Real.maxFinite and friends

Matthew Fluet fluet@CS.Cornell.EDU
Fri, 5 Oct 2001 18:10:38 -0400 (EDT)


> > I made Real.maxFinite and friends constants stored in
> > src/runtime/basis/Real_const.S.  Now the
> > src/basis-library/misc/primitive.sml has declarations of the form
> > val maxFinite = _ffi "Real_maxFinite": real;
> 
> Is there any problem with making maxFinite and frieds _prim's?  

Not really; as a first pass, _ffi's are easier to add than _prim's.  The
semantics, though, will need to be the same, there is no load floating
point constant, just move float from one memory location to another.  So,
we still have the Real_const.S file around defining them.

If this is reasonable, then I would like to add to the Prim.Name.t
datatype
	| Real_const of RealConst
where RealConst ranges of maxFinite, and friends; probably add
posInf, negInf, and Math.pi and Math.e as well -- I bet those get caught
in closures more often than the Real.* constants.  
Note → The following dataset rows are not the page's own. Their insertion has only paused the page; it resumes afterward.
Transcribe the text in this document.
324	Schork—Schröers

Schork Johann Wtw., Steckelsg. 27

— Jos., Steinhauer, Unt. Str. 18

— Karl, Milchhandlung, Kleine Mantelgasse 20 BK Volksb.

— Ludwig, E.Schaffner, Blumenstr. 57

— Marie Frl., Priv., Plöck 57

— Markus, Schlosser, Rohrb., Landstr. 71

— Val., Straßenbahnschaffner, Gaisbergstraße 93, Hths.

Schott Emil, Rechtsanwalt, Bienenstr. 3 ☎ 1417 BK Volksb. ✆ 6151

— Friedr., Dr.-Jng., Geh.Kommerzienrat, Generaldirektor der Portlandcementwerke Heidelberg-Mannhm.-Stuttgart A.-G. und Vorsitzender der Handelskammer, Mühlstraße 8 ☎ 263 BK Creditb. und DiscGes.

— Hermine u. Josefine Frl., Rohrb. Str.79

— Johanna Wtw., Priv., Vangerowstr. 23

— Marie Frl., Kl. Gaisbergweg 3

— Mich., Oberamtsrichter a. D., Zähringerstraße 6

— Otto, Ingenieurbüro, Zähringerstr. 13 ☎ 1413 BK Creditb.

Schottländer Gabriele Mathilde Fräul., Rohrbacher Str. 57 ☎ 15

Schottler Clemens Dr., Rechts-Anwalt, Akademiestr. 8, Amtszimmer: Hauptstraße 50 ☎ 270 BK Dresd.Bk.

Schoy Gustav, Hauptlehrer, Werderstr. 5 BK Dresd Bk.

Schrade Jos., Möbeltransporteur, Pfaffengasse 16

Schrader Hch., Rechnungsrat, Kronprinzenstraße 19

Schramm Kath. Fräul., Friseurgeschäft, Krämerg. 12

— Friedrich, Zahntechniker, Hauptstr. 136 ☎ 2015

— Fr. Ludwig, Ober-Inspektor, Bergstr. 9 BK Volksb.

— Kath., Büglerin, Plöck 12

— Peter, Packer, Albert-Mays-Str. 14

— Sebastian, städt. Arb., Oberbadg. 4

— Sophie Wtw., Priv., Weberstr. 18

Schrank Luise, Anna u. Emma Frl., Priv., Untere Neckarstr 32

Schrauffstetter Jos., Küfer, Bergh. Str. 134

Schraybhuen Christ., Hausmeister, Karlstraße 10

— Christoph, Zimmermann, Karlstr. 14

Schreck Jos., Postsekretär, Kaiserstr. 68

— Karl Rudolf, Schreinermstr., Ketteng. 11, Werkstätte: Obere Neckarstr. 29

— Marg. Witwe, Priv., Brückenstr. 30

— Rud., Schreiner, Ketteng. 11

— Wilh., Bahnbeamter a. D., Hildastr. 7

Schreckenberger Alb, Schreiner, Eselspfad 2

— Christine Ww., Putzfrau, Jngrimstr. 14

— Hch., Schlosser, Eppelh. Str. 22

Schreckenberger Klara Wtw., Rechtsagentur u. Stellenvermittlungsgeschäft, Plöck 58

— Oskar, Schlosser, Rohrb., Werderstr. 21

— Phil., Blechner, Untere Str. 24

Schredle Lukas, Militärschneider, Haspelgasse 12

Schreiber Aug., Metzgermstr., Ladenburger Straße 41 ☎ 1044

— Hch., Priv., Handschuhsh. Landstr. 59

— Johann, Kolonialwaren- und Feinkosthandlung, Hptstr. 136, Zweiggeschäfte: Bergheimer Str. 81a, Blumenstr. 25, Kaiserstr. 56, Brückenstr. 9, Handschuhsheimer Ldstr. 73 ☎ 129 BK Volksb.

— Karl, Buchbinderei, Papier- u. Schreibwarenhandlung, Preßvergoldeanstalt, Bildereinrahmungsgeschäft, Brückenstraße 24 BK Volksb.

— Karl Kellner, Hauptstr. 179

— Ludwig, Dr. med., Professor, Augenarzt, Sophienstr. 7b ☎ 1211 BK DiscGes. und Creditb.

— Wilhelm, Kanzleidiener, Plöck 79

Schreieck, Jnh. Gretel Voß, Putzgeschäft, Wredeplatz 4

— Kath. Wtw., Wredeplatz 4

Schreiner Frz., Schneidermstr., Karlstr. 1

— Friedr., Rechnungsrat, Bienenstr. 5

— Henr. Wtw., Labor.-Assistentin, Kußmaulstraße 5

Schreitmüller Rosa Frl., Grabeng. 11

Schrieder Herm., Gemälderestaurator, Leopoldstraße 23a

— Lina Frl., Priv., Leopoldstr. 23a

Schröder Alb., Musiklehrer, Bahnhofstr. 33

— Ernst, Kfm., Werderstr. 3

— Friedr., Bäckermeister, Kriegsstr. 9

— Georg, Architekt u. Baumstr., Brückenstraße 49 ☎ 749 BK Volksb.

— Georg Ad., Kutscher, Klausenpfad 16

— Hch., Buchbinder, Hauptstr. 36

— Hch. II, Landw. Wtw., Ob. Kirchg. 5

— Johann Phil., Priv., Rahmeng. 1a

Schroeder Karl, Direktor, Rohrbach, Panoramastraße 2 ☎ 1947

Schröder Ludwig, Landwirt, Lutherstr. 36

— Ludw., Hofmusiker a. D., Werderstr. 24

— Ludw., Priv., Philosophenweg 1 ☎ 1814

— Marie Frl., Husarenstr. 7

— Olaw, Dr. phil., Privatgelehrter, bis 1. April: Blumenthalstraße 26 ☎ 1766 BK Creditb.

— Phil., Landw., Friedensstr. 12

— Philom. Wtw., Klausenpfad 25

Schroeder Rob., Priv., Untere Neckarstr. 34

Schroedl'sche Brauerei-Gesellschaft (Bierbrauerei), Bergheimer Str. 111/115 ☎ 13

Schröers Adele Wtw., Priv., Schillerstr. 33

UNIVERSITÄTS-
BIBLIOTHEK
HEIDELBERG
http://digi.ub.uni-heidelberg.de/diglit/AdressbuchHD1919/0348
(* All my bad examples where minNormalPos should be minPos.  That's what I
get for doing all the examples last night on another machine and telling
myself, "The examples are so short, how can I get them wrong when I type
them in tomorrow." *)

So, yes I kept meaning minNormalPos to be minPos.

> This doesn't seem strange to me.  r is just some positive *non-normal*
> number.  Dividing minNormalPos by 3 creates a perfectly sensible 64
> bit *non-normal* number.  I think you are confusing minNormalPos and
> minPos.

Yes, you can get r to be some positive (non-zero) number that is smaller
than the (proposed) minimal positive number.

> 1. There is no easy way to get a sensible semantics keeping around
> both 80 bit and 64 bit.
> 

> 2. Using only 64 bit (with -ieee-fp true) is too costly.

Yes; also I don't believe that setting the FPU control word really gets
you 64 bit semantics, although the impression in the IA guide is that it
should.

> 4. In the short run, don't worry about bouncing floats to memory for
> *any* primitives.  I.E., treat isNormal just like we treat +.  I
> realize that this will make the C and native backends different, but
> I'm ok with that.  To make amends with numerical analysists, we keep
> around -ieee-fp true and add a new primitive, MLton.Real.to64, which
> forces 80 to 64.  That way, if someone needs to write a sensitive
> algorithm, they can, without paying the entire cost of -ieee-fp true.

That seems reasonable, although I think that we would also want to make
the basis implementation of Real64 to be equivalent to Real80, except with
every arithmetic op wrapped with MLton.Real.to64 and MLton.Real.from64. 
(We really only have primitives for doing ops at 80bits; there is no need
to have Real64_add in addition to Real80_add.  MLton.Real.from64 would
really just correspond to a floating point load of the right size.) The
constants would need to be generated by hand. The only thing that isn't
clear to me is how to handle floating point constants; are they overloaded
by context the way ints are; 

open Real64
val r1 = 0.123
open Real80
val r2 = 0.123

This will complicate the constants that are generated for the .c stub
file, but not necessarily by that much.